Step 3: Lock down your storage account

If you haven’t already limited access to the Azure storage account to only allow-listed networks, do so now. You do not need to do this step for the workspace storage account.

Creating a storage firewall also affects connectivity from classic compute plane to your resources. You must also add network rules to connect to your storage accounts from classic compute resources.

  1. Go to the Azure portal.
  2. Navigate to your storage account for the data source.
  3. In the left nav, click Networking.
  4. In the field Public network access, check the value. By default, the value is Enabled from all networks. Change this to Enabled from selected virtual networks and IP addresses.

Step 4: Add Azure storage account network rules

You do not need to do this step for the workspace storage account.

  1. Add one Azure storage account network rule for each subnet. You can do this using the Azure CLI, PowerShell, Terraform, or other automation tools. Note that this step cannot be done in the Azure Portal user interface.

    The following example uses the Azure CLI:

    az storage account network-rule add --subscription "<sub>" \
    --resource-group "<res>" --account-name "<account>" --subnet "<subnet>"
    • Replace <sub> with the name of your Azure subscription for the storage account.
    • Replace <res> with the resource group of your storage account.
    • Replace <account> with the name of your storage account
    • Replace <subnet> with the ARM resource ID (resourceId) of the serverless compute subnet.

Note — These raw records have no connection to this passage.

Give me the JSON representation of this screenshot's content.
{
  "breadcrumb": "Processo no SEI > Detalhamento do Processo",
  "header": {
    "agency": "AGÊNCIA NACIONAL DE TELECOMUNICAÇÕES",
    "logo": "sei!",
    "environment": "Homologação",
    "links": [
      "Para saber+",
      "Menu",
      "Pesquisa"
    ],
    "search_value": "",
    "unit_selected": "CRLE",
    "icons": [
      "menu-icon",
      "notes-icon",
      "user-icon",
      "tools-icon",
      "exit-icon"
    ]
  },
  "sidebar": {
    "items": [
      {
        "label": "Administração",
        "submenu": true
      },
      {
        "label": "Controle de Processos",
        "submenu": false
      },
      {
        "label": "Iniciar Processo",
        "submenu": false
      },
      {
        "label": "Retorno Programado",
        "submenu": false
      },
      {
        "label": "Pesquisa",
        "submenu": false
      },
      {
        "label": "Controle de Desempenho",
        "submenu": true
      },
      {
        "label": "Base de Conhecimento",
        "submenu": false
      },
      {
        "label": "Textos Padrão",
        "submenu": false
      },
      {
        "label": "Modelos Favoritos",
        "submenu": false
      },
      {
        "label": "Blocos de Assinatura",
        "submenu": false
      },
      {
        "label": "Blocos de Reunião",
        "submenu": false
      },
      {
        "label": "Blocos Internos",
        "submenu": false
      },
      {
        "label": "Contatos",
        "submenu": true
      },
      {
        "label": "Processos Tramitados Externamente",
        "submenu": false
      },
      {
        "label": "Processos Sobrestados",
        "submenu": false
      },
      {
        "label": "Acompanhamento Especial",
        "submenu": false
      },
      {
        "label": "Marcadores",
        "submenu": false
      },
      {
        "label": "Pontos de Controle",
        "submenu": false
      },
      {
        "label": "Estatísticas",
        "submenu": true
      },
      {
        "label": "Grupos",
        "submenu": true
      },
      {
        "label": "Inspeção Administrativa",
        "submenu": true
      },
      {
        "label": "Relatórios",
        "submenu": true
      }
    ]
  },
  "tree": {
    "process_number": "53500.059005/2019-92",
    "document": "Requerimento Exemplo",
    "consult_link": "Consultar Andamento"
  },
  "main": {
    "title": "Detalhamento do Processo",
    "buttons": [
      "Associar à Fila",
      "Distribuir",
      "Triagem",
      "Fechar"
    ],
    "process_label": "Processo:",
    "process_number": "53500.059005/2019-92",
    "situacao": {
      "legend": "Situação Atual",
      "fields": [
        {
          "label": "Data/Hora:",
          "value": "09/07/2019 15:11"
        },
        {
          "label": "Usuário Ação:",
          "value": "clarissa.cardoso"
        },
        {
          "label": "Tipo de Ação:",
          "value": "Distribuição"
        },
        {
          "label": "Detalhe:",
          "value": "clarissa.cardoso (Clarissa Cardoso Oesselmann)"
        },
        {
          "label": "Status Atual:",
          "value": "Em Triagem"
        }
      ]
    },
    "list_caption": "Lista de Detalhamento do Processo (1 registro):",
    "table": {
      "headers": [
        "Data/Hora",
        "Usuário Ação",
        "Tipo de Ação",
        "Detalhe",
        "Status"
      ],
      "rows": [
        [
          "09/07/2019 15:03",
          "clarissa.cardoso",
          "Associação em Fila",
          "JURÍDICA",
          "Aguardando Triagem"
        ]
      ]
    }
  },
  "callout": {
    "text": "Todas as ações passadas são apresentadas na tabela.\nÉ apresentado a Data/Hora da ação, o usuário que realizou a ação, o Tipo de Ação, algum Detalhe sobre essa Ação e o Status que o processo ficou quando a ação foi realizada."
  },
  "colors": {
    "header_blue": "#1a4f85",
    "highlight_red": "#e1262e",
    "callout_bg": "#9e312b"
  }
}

    After running all the commands, you can use the Azure portal to view your storage account and confirm that there is an entry in the Virtual Networks table that represents the new subnet. However, you cannot make the network rules changes in the Azure portal.

    Tip

    • Ensure that you are using the latest information from the NCC to configure the correct set of network resources.
    • Avoid storing NCC information locally.
    • Ignore the mention of “Insufficient permissions” in the endpoint status column or the warning below the network list. They indicate only that you do not have permission to read the Azure Databricks subnets but it does not interfere with the ability for that Azure Databricks serverless subnet to contact your Azure storage.

    Example new entries in Virtual Networks list

  2. Repeat this command once for every subnet.

  3. To confirm that your storage account uses these settings from the Azure portal, navigate to Networking in your storage account.

    Confirm that the Public network access is set to Enabled from selected virtual networks and IP addresses and allowed networks are listed in the Virtual Networks section.